Hinweis: Diese Angaben dienen der Orientierung. Ansprüche können daraus nicht abgeleitet werden.

Typische Branchen
Klavier- und Cembalobauer/innen der Fachrichtung Cembalobau finden Beschäftigung in erster Linie

  • in Handwerksbetrieben der Cembaloherstellung
  • in kleineren bis mittleren Industriebetrieben des Musikinstrumentenbaus

Darüber hinaus finden sie auch Beschäftigung

  • in Museen mit Restaurierungsabteilungen

Fachrichtung Klavierbau

Die Tätigkeit im Überblick
Klavier- und Cembalobauer/innen der Fachrichtung Klavierbau stellen Klaviere und Flügel her. Außerdem reparieren, restaurieren und stimmen sie Instrumente.

Die Ausbildung im Überblick
Klavier- und Cembalobauer/in der Fachrichtung Klavierbau ist ein 3,5-jähriger anerkannter Ausbildungsberuf in Industrie und Handwerk.

Ausbildungsvergütung
Die Ausbildungsvergütung für eine duale Ausbildung wird vom Ausbildungsbetrieb gezahlt und richtet sich bei tarifgebundenen Betrieben nach tarifvertraglichen Vereinbarungen. Nicht tarifgebundene Betriebe müssen laut Berufsbildungsgesetz
in jedem Fall eine angemessene Ausbildungsvergütung gewähren.

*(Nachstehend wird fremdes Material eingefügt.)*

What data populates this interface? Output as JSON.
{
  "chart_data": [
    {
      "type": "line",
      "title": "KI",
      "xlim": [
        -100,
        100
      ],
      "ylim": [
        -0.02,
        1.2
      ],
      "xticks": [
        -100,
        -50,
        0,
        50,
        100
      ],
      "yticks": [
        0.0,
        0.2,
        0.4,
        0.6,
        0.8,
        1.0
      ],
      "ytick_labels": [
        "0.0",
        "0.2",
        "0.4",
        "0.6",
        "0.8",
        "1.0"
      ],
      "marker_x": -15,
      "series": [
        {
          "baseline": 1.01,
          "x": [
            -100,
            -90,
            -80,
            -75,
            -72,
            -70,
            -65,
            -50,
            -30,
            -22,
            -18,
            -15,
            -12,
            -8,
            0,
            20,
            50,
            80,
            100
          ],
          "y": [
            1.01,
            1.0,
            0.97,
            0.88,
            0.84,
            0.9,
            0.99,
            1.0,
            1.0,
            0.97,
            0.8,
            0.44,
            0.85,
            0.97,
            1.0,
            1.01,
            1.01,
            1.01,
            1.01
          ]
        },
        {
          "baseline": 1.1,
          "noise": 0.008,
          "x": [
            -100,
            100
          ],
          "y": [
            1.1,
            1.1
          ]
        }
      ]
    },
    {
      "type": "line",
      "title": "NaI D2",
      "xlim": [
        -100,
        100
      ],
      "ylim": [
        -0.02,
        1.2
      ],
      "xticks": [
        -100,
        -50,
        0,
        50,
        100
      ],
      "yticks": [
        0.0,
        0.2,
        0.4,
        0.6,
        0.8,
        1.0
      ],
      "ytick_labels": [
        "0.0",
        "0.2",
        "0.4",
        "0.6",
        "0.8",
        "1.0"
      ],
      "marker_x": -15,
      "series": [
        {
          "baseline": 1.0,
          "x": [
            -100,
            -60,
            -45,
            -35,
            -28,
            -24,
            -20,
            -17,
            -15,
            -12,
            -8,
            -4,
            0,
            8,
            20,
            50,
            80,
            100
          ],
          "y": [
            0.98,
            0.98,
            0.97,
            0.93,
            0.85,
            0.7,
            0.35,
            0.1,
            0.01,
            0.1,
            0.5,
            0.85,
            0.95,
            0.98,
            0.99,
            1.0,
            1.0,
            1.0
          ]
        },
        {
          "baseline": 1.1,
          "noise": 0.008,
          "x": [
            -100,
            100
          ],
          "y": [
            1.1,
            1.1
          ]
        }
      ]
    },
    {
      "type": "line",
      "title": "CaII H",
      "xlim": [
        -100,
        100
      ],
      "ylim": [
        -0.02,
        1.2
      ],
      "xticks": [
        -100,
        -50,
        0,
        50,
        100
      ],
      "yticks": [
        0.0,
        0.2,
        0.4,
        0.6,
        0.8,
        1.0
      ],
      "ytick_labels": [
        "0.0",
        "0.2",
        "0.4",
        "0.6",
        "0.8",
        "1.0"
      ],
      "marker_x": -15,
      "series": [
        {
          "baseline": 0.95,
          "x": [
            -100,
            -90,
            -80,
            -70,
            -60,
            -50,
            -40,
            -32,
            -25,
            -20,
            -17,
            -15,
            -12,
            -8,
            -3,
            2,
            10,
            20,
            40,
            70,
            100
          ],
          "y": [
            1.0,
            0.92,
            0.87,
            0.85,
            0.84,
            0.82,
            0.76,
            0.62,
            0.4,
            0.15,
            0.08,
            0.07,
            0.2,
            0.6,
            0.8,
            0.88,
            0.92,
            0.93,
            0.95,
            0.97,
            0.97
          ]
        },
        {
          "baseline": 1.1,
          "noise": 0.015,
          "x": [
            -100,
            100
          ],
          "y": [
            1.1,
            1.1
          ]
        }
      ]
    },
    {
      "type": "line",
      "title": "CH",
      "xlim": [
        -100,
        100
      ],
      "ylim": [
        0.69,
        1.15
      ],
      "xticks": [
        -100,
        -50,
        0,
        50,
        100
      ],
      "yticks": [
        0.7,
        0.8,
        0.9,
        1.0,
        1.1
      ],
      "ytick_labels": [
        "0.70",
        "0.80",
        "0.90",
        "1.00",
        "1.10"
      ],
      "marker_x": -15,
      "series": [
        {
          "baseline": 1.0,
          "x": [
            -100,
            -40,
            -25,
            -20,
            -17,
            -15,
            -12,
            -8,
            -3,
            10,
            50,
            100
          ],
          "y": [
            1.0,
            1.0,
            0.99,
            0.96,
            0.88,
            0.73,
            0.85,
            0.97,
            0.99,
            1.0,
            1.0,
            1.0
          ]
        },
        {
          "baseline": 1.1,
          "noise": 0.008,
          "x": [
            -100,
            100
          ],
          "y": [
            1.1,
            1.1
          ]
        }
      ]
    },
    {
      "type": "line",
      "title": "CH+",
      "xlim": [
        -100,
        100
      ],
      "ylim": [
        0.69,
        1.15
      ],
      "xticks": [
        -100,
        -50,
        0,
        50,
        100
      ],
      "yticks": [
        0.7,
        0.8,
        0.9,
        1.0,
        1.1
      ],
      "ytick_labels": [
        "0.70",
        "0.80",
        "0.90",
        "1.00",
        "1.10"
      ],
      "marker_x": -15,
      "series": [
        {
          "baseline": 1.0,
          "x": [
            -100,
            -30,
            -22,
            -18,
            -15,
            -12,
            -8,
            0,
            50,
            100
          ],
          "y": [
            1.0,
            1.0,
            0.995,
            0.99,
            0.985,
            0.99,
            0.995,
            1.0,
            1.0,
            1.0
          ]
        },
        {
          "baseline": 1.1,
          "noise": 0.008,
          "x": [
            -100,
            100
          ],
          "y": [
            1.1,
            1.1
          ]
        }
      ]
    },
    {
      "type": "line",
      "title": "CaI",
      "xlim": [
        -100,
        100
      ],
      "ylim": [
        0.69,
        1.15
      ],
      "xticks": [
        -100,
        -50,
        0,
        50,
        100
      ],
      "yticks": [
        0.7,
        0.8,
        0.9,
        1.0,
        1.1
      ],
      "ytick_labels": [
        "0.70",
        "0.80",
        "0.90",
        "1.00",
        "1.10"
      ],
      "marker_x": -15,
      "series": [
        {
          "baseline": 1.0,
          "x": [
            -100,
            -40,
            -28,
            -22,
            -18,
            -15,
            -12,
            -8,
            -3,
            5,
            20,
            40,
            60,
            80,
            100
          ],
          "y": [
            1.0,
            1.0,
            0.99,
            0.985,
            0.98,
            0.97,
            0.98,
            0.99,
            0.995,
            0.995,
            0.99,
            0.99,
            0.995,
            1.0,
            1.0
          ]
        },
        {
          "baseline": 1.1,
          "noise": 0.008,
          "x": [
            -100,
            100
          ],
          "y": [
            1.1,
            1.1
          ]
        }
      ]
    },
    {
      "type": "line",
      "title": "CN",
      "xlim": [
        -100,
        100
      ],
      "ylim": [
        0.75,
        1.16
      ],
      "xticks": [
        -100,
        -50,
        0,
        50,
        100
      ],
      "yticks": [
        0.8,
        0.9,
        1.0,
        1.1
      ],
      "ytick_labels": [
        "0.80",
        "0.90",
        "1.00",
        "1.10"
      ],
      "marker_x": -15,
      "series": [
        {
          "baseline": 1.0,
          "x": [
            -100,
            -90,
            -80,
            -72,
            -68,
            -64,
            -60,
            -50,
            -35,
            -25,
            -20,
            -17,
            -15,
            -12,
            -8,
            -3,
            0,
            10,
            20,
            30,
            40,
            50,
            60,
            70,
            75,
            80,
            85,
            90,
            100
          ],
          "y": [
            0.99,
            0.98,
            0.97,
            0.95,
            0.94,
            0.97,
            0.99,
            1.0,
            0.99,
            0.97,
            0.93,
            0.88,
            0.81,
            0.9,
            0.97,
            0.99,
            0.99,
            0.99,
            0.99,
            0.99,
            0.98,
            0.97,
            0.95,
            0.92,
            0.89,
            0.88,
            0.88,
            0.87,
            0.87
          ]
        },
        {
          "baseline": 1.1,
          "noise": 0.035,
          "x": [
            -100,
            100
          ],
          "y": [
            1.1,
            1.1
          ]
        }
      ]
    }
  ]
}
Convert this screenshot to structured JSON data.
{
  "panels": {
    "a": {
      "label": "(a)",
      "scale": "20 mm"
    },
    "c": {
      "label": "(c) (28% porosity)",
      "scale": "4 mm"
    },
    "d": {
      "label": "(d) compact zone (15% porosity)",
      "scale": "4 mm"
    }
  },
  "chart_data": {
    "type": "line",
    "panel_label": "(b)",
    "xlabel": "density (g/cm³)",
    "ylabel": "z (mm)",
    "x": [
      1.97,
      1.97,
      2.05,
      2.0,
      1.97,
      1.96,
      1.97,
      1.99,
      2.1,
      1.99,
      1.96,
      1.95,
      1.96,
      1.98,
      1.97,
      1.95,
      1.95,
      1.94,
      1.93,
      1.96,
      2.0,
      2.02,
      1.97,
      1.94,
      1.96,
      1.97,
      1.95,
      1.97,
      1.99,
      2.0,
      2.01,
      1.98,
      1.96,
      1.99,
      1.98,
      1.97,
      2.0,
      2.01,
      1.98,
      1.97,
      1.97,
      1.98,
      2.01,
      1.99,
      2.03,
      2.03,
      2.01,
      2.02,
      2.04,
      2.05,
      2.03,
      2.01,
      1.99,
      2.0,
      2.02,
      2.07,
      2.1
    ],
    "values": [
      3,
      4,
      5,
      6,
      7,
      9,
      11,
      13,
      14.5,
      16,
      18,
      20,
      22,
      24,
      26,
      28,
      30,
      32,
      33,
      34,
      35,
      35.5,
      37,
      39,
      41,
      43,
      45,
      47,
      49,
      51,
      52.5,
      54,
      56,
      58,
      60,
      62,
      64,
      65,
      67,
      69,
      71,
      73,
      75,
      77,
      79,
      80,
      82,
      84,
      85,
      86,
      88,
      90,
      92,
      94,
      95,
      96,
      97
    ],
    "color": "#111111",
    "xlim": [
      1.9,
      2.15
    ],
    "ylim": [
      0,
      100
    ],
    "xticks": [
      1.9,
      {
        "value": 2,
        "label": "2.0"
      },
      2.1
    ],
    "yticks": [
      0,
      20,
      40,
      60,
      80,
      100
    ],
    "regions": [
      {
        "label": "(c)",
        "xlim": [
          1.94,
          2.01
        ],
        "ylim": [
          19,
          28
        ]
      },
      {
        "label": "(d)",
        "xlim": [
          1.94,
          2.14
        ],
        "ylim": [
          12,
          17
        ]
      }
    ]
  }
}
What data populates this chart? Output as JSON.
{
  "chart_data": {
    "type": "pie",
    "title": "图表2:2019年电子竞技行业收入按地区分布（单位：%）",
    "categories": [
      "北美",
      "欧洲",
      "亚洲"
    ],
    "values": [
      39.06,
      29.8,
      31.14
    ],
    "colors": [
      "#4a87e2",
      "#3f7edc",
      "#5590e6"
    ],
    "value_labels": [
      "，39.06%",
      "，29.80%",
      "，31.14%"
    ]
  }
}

Orientierungsmöglichkeiten bieten die einschlägigen tarifvertraglichen Vereinbarungen. Findet die Ausbildung in schulischer Form statt (z.B. an einer Berufsfachschule oder im 1. Ausbildungsjahr als Berufsgrundbildungsjahr BGJ), wird keine Ausbildungsvergütung gezahlt.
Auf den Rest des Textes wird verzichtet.